Real measurements of tooth and orthodontic appliance morphologies were made with digital calipers (500-196-20, Absolute Digimatic; Mitutoyo, Aurora, Ill) to the nearest 0.01 mm, measuring at the largest diameter as shown in Figure 4 . These linear measurements were compared with the “virtual” digital magnetic resonance imaging images.
Statistical analysis
Reliability and accuracy were assessed by using intraclass correlations and paired Student t tests. P ≤0.05 was used to assign statistical significance.
Results
The imaging protocol was completed on all 60 sample teeth. Severe localized distortions from the metallic slots in ceramic brackets were observed in all 3 scans, including the standard spin echo, high spatial resolution multi-slice TSE acquisition, and 3-dimensional ultrashort echo scan. These distortion artifacts were limited to the coronal half of the tooth and would be localized in an in-vivo application. Therefore, the ceramic brackets with metallic slots from 3M Unitek had to be excluded from the study.
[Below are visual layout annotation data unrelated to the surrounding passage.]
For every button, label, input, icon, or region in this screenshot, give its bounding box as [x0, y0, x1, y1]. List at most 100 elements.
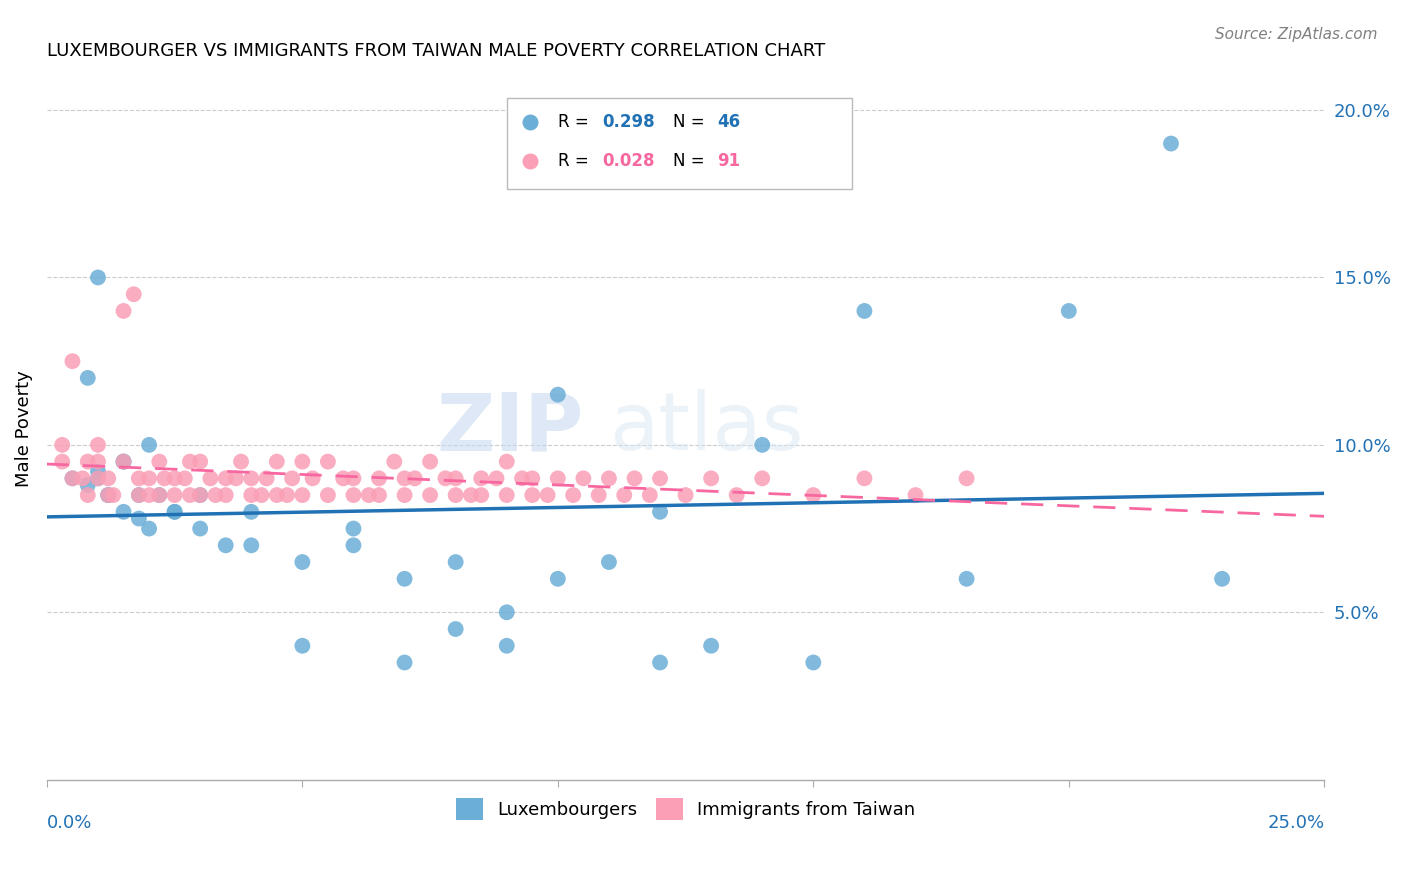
Point [588, 488, 610, 502]
Point [725, 488, 748, 502]
Text: N =: N = [673, 152, 710, 170]
Point [547, 572, 569, 586]
Point [87, 438, 110, 452]
Point [76, 488, 98, 502]
Point [522, 488, 544, 502]
Text: ZIP: ZIP [436, 389, 583, 467]
Point [368, 471, 391, 485]
Text: 0.0%: 0.0% [46, 814, 93, 832]
Point [112, 505, 135, 519]
Point [229, 455, 252, 469]
Point [240, 488, 263, 502]
Point [138, 438, 160, 452]
FancyBboxPatch shape [506, 98, 852, 189]
Point [240, 538, 263, 552]
Point [904, 488, 927, 502]
Legend: Luxembourgers, Immigrants from Taiwan: Luxembourgers, Immigrants from Taiwan [449, 790, 922, 827]
Point [382, 455, 405, 469]
Point [332, 471, 354, 485]
Text: 91: 91 [717, 152, 741, 170]
Point [444, 471, 467, 485]
Point [112, 455, 135, 469]
Point [240, 471, 263, 485]
Point [613, 488, 636, 502]
Point [301, 471, 323, 485]
Point [444, 622, 467, 636]
Point [204, 488, 226, 502]
Point [215, 471, 238, 485]
Point [700, 639, 723, 653]
Point [163, 488, 186, 502]
Point [87, 471, 110, 485]
Point [179, 488, 201, 502]
Text: 46: 46 [717, 113, 741, 131]
Text: 0.298: 0.298 [603, 113, 655, 131]
Text: atlas: atlas [609, 389, 803, 467]
Point [291, 488, 314, 502]
Point [751, 438, 773, 452]
Point [598, 471, 620, 485]
Point [225, 471, 247, 485]
Point [485, 471, 508, 485]
Point [368, 488, 391, 502]
Point [434, 471, 457, 485]
Point [256, 471, 278, 485]
Point [62, 471, 84, 485]
Point [128, 488, 150, 502]
Point [623, 471, 645, 485]
Point [522, 471, 544, 485]
Point [444, 555, 467, 569]
Point [751, 471, 773, 485]
Text: R =: R = [558, 152, 593, 170]
Point [138, 471, 160, 485]
Point [128, 488, 150, 502]
Point [1211, 572, 1233, 586]
Point [266, 455, 288, 469]
Point [394, 488, 416, 502]
Point [675, 488, 697, 502]
Point [87, 455, 110, 469]
Text: LUXEMBOURGER VS IMMIGRANTS FROM TAIWAN MALE POVERTY CORRELATION CHART: LUXEMBOURGER VS IMMIGRANTS FROM TAIWAN M… [46, 42, 825, 60]
Point [562, 488, 585, 502]
Point [955, 471, 977, 485]
Point [97, 488, 120, 502]
Point [281, 471, 304, 485]
Point [547, 387, 569, 401]
Point [128, 471, 150, 485]
Point [419, 455, 441, 469]
Point [148, 455, 170, 469]
Point [291, 639, 314, 653]
Point [97, 471, 120, 485]
Point [342, 538, 364, 552]
Text: N =: N = [673, 113, 710, 131]
Point [291, 555, 314, 569]
Point [148, 488, 170, 502]
Point [648, 471, 671, 485]
Point [801, 656, 824, 670]
Point [342, 488, 364, 502]
Point [547, 471, 569, 485]
Point [316, 455, 339, 469]
Point [76, 371, 98, 385]
Point [240, 505, 263, 519]
Point [62, 471, 84, 485]
Point [215, 488, 238, 502]
Point [648, 505, 671, 519]
Point [179, 455, 201, 469]
Point [87, 270, 110, 285]
Point [404, 471, 426, 485]
Point [163, 505, 186, 519]
Point [76, 455, 98, 469]
Point [173, 471, 195, 485]
Point [76, 478, 98, 492]
Point [316, 488, 339, 502]
Text: Source: ZipAtlas.com: Source: ZipAtlas.com [1215, 27, 1378, 42]
Point [128, 511, 150, 525]
Text: R =: R = [558, 113, 593, 131]
Point [357, 488, 380, 502]
Text: 25.0%: 25.0% [1267, 814, 1324, 832]
Point [495, 605, 517, 619]
Point [103, 488, 125, 502]
Point [342, 471, 364, 485]
Point [510, 471, 533, 485]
Real measurements of the orthodontic appliance and tooth morphologies compared with nonreal magnetic resonance imaging images were dimensionally accurate within 0.1 mm in all 3 planes of space. These results are shown in Tables I and II . Paired Student t tests were performed to compare the magnetic resonance imaging digital images with the linear caliper measurements in the mesial-distal and occlusal-gingival measurements of the brackets and the mesial-distal, buccal-lingual, and occlusal-gingival measurements of the teeth. Comparisons between the 2 methods showed no statistically significant differences in any bracket or tooth dimension ( P >0.05). The ultrashort echo time magnetic resonance imaging values tended to slightly overestimate the real values of the bracket measurements. These results are shown in Tables I and II . Comparisons of the linear measurements of the tooth samples with the virtual digital measurements can be seen in Table III . Therefore, the teeth and brackets are dimensionally accurate with the ultrashort echo time magnetic resonance imaging technology when compared with real measurements.